ORDINARY THUNDERSTORMS

William Boyd (Bloomsbury, £18.99)

An industry insider, who knew I was a big fan of the author, handed me an uncorrected proof copy of this six months before publication. I read about 100 pages before being told to hand back the manuscript, leaving me tantalised by the dramatic first few chapters.

In a page-turning opening, Adam Kindred, a young climatologist in London for a job interview, pops into a pizza restaurant in Chelsea and picks up a package left by another diner.

He finds the man’s phone number on the paperwork, and offers to return the package to the man's hotel.

When he arrives, he finds the dying researcher with a knife sticking out of his chest. Instead of calling the police, Kindred goes on the run, both from the law and from sinister forces trying to get their hands on the papers.

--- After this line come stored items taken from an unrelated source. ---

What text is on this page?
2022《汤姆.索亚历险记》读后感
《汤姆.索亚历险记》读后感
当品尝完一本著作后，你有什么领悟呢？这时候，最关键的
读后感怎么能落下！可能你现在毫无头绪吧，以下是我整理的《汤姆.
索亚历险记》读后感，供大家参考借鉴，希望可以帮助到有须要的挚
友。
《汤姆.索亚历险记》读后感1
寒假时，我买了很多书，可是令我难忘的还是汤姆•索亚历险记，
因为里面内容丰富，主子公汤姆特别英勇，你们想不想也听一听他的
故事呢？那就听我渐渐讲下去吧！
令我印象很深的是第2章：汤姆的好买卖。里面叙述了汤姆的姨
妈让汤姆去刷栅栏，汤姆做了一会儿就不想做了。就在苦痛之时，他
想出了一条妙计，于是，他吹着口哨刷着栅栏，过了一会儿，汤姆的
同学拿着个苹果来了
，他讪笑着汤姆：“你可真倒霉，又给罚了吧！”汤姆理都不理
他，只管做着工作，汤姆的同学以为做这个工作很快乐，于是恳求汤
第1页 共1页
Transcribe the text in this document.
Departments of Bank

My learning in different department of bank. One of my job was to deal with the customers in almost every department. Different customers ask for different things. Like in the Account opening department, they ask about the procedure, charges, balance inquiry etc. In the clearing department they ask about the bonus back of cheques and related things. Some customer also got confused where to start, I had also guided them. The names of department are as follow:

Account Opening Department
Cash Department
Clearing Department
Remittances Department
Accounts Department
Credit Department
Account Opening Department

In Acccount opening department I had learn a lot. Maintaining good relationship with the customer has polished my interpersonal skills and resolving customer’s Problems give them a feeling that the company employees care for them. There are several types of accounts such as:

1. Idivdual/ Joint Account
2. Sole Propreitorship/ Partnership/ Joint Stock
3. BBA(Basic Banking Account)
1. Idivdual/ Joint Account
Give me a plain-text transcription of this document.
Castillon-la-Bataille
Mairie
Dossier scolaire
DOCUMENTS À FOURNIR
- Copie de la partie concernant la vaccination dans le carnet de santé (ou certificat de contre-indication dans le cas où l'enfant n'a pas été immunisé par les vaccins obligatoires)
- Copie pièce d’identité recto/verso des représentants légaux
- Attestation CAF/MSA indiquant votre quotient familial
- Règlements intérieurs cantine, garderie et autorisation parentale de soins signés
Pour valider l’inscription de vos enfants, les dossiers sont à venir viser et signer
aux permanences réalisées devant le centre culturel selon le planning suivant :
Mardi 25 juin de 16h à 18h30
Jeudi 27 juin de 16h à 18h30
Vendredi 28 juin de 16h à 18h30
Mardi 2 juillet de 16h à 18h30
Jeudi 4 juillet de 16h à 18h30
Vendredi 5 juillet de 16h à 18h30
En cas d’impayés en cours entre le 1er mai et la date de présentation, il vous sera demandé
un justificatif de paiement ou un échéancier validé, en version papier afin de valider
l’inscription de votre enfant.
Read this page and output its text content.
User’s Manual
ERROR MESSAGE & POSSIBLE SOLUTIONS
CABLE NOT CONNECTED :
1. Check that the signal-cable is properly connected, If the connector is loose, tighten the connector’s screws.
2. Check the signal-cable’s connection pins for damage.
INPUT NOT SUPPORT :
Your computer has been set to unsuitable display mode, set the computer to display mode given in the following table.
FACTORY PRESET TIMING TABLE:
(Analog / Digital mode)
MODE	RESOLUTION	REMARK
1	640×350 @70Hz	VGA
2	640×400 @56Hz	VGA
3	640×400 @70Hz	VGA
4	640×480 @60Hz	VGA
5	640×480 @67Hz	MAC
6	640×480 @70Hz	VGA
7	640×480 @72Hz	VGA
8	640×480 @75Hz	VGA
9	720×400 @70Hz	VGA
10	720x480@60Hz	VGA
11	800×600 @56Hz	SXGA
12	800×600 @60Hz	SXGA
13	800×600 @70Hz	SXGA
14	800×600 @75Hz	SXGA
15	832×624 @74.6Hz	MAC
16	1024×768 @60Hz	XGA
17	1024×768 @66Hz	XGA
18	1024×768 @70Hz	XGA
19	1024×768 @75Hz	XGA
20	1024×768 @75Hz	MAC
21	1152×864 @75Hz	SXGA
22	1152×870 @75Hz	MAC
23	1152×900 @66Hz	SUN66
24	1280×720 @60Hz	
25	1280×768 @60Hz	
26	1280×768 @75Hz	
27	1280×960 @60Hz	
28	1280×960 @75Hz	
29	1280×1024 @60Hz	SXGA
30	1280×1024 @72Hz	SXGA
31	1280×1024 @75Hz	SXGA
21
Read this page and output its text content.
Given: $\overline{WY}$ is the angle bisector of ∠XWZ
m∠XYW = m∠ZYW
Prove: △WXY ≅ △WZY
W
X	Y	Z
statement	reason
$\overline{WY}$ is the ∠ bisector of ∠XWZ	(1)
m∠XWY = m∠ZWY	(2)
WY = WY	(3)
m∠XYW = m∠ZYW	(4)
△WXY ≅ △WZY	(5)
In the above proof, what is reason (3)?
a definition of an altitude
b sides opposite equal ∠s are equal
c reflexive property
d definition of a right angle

This gripping start to the story is worth the entrance fee alone, and I thought I was embarking on a straightforward chase thriller, but what follows is more complex.

The package contains vital research, countering a pharmaceutical company's bid to develop a lucrative cure for asthma. After going underground, Kindred tries to expose the corruption at the heart of the company’s bid, abandoning his identity to live rough on a triangle of grass between the Embankment and Chelsea Bridge.

Ordinary Thunderstorms never ceases to be an engaging read, but plot structure inevitably triumphs over character development and promising relationships are callously ditched by Boyd, mirroring the unforgiving nature of life in the big smoke.